Before the play, however, the Eagles called a timeout. Foles walked over to the sideline and he said that Pederson told him of his plan, and "we agreed on it." As Foles ran back onto the field, Nelson Agholor, the Eagles' gadget guy ran off.
Foles broke the huddle and the Eagles bunched three receivers to the left – Torrey Smith, Zach Ertz and Burton. Alshon Jeffery lined up alone to the right. And Clement was behind Foles, who was in a pistol formation. Foles then started motioning with his hands as he walked toward the right side of the line as if he was changing the play. He tapped Johnson on the end and the ball was out of Kelce's hand.
Clement, who earlier in the drive had a spectacular 55-yard catch and run on a wheel route, ran to his left. He flipped to Burton, who had run back across the formation. The Patriots were caught flat-footed. Linebacker Elandon Brooks followed Clement and linebacker Kyle Van Noy was late to react to Foles, who released toward the end zone.
"A quarterback going out on a route?" Foles said. "I was pumped."
Burton, who played some quarterback in college and who was the Eagles' emergency quarterback, then lofted a strike to Foles at the goal line. The Patriots had dialed up a similar trick play earlier that involved a pass to quarterback Tom Brady. But he dropped the over-the-shoulder toss from receiver Danny Amendola.
Foles would make no such error. He pulled the ball into his grasp and Pederson's roll of the dice had come up sevens.
"I've been dreaming of throwing a touchdown pass since college," Burton said. "I still don't believe it. Guys said, 'You just threw a touchdown pass in the Super Bowl.'"
As aggressive as Pederson has been as a head coach, he hadn't called a trick play all season until the NFC championship game. As far as gadget plays go, the flea flicker that Foles tossed to Smith for a touchdown two weeks ago was tame, especially compared to Sunday's Super Bowl sensation.

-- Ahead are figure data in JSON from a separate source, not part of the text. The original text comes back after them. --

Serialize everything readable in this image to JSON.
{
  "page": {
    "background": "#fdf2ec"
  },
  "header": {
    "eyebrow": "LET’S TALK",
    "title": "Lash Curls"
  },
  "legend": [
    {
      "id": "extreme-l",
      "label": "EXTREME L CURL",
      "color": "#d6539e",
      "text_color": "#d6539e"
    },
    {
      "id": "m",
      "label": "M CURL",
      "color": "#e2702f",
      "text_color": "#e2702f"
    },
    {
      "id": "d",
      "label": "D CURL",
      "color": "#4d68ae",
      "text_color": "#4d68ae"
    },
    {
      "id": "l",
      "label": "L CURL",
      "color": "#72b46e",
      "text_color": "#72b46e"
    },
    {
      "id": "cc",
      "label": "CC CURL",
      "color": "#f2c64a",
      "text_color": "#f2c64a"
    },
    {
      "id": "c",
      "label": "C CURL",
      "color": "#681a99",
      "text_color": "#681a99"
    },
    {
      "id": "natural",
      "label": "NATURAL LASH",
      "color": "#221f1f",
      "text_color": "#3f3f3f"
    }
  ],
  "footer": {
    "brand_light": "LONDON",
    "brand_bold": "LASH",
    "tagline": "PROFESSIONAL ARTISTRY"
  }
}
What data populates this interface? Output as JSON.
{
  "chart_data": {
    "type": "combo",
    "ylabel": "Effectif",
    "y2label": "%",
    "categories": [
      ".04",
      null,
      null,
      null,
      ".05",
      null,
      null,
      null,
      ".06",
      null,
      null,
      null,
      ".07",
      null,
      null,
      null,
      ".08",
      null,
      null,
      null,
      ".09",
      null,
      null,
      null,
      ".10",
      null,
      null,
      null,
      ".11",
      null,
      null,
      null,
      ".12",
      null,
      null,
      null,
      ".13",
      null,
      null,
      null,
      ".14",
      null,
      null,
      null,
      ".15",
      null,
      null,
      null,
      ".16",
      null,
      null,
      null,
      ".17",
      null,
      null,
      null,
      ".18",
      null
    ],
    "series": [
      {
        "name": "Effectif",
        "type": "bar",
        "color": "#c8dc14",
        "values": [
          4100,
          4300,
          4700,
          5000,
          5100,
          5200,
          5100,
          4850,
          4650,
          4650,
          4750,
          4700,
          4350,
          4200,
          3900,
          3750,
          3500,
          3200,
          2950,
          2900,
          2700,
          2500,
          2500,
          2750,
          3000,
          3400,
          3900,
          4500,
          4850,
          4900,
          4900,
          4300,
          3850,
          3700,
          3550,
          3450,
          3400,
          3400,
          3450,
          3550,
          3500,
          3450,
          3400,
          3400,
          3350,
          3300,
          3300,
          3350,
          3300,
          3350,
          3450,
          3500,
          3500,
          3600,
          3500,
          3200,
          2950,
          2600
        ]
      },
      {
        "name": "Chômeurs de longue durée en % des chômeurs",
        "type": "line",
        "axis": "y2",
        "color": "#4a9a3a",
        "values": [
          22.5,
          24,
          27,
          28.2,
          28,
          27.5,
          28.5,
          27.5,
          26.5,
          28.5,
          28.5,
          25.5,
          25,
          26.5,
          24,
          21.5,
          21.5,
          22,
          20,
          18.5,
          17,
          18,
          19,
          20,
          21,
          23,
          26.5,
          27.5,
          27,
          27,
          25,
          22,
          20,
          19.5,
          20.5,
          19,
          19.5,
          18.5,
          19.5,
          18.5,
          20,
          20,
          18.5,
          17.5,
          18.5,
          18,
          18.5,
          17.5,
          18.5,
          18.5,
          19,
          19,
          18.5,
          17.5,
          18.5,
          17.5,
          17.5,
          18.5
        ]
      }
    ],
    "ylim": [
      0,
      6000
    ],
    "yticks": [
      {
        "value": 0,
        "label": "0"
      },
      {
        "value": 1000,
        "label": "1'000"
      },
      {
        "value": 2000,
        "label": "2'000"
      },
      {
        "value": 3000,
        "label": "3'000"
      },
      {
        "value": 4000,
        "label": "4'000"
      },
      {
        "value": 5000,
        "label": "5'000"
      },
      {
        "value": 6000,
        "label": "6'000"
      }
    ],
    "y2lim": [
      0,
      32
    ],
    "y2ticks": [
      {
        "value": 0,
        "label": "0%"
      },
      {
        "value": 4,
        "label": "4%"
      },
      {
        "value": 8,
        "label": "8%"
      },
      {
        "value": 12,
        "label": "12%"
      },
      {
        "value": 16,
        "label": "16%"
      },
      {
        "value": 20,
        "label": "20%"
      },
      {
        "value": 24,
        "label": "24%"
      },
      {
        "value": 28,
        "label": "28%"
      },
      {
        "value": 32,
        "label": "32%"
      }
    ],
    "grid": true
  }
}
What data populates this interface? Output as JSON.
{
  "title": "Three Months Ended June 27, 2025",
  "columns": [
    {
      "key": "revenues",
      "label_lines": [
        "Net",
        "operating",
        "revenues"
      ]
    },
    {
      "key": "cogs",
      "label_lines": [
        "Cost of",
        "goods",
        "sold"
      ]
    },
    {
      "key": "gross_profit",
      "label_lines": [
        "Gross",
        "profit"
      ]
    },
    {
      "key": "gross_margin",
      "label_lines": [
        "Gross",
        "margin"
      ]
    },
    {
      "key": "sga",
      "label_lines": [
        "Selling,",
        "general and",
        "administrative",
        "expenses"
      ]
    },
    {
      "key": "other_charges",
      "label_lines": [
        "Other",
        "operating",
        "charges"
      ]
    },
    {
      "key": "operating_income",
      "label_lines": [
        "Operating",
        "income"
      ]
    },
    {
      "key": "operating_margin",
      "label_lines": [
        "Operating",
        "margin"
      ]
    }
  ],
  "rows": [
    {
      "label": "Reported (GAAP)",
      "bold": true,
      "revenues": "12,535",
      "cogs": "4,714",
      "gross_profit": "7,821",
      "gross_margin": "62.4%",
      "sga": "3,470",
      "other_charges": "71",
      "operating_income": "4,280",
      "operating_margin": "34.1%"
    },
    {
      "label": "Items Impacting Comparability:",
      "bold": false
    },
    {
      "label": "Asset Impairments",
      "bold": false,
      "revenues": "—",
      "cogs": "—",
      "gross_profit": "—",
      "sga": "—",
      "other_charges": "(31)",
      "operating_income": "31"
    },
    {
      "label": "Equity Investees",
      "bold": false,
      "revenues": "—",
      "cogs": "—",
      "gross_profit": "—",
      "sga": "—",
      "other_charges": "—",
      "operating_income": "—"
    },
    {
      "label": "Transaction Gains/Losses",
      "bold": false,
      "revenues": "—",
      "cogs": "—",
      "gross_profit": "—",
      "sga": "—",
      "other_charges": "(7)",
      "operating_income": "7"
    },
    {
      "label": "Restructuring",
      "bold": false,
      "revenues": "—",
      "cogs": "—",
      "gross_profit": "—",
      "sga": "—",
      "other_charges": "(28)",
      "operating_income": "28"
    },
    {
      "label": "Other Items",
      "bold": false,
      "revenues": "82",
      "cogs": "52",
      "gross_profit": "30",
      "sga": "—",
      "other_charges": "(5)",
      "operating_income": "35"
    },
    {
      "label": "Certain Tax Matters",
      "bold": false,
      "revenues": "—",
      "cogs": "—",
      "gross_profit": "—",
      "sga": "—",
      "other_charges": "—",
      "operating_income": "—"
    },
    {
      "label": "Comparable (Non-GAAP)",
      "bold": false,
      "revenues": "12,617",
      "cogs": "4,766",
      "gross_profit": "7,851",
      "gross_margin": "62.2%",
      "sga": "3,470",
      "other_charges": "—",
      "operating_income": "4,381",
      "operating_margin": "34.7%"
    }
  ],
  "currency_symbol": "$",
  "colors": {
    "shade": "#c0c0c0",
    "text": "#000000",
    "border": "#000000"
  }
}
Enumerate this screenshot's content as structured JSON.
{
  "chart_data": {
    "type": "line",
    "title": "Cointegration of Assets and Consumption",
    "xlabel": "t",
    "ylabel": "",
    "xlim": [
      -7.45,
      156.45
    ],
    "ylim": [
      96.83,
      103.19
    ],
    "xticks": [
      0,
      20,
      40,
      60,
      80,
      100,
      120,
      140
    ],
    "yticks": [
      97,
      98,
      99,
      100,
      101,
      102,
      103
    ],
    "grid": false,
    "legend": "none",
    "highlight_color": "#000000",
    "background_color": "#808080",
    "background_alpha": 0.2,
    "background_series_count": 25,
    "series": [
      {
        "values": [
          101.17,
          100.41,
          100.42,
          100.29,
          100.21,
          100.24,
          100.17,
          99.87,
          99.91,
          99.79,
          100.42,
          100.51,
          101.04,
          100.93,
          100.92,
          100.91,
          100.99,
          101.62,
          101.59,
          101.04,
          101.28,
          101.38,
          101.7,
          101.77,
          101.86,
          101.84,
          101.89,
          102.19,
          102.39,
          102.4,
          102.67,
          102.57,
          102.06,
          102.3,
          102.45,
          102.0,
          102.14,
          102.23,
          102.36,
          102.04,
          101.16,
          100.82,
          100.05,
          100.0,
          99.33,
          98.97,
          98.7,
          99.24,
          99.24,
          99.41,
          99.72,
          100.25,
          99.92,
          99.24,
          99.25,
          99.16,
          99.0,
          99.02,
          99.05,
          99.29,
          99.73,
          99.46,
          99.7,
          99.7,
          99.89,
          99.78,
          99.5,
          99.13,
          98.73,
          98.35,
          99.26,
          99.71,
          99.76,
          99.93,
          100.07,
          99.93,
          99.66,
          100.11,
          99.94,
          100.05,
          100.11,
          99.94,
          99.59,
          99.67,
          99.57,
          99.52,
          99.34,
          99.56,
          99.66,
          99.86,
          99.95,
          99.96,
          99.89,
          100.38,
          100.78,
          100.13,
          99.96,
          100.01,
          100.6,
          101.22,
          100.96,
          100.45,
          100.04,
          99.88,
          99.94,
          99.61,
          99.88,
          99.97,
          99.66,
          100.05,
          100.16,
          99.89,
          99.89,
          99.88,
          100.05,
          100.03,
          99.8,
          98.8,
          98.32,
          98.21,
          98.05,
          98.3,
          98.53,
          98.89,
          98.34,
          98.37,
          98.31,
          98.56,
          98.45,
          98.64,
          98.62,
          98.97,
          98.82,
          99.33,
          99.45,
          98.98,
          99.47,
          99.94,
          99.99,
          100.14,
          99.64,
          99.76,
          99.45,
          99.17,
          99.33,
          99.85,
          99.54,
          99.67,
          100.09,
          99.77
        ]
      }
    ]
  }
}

But Pederson was no stranger to going for it on fourth down. In two seasons, the Eagles converted 30 of a league-high 53 fourth down tries (56.6 percent).
Pederson would gamble once more time midway through the fourth quarter. Trailing 33-32 with four minutes and 52 seconds left, the Eagles faced fourth and one on their own 45-yard line. A failed conversion there and the game was possibly over.
But Foles stood in against the rush and chucked a dart to Zach Ertz for two yards and a first down. Six plays later, he hooked up with his trusty tight end again – this time for the go-ahead 11-yard touchdown.
The Eagles never lost the lead again.
In a battle of coaching wits, Pederson got the better of Belichick. Why? Earlier in the second quarter, the Patriots faced a fourth down and 1 on the Eagles 8. The Eagles were up, 9-3. The Patriots had already proven that they could move the ball. But rather than go for it, Belichick turtled up and attempted a field goal.
It wasn't the Patriots coach's fault that the snap was bad and that kicker Stephen Gostkowski clanked his attempt off the left upright. But Pederson would have likely gone for it. That's how the game should be played. Indecisiveness is hardly rewarded in the NFL, especially against the likes of Belichick.
Jaguars coach Doug Marrone played conservatively in the AFC championship game and it cost his team. Pederson would not fall prey to the same thinking. He would lay it all on the line and for his efforts the Eagles were rewarded.
Pederson had once been doubted. He had been underestimated. He had been lampooned. But the Eagles coach had the last laugh. Of course, he didn't take any credit for the success of the "Philly Special."